1 of 1 people found the following review helpful
3.0 out of 5 stars Life's What You Make It ... 11 April 2016
By R. Kesler - Published on Amazon.com
Format: Vinyl
Passing away in 2009, Rowland S. Howard, like Ian Curtis of Joy Division, has left us with a darkly unsettling body of work that will no doubt be poured over for years to come by fans of Birthday Party, Nick Cave, and The Boys Next Door, for hints at his demise, his tentative hold on his personal being, mysterious choice of covers, and the distillation of his lyrics, to etch out any hint as to who the man behind the man actually was.

Sounding dark and devious, as if he was perpetually pondering on a soapbox, ignored by all passerby's, guitar in hand, preaching of the final days, and the lack of human immortality ... in that who we are, and what we leave behind is a mere blurred vision of what we do and whom we effect.

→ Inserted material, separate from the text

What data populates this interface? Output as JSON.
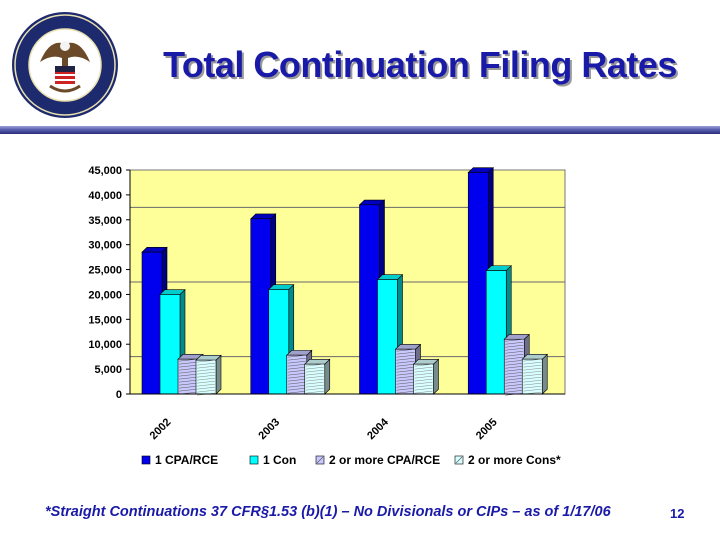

Essentially, Pop Crimes is flawless at painting a perverse and askew image of pop culture in all of its subversive faded glory, complete with covers by both Talk Talk [“Life’s What You Make It”] and Townes Van Zandt [“Nothin”]. He tenders nether of these songs as one might expect, but then Howard seldom did anything by the numbers, leaving us to cypher the reasoning behind these choices. Listening to Pop Crimes is no easy task, it’s painful, it’s heartbreaking, it’s tar on your new shoes from summer heated city streets and the lack of breathable air, laboriously rolling on and on, like a man searching his pockets over and over, knowing he’ll never have the correct change for the subway to take him someplace more bearable.

If nothing else, Rowland S. Howard has managed to show us a presence, and in the world of rock n’ roll, that’s saying something.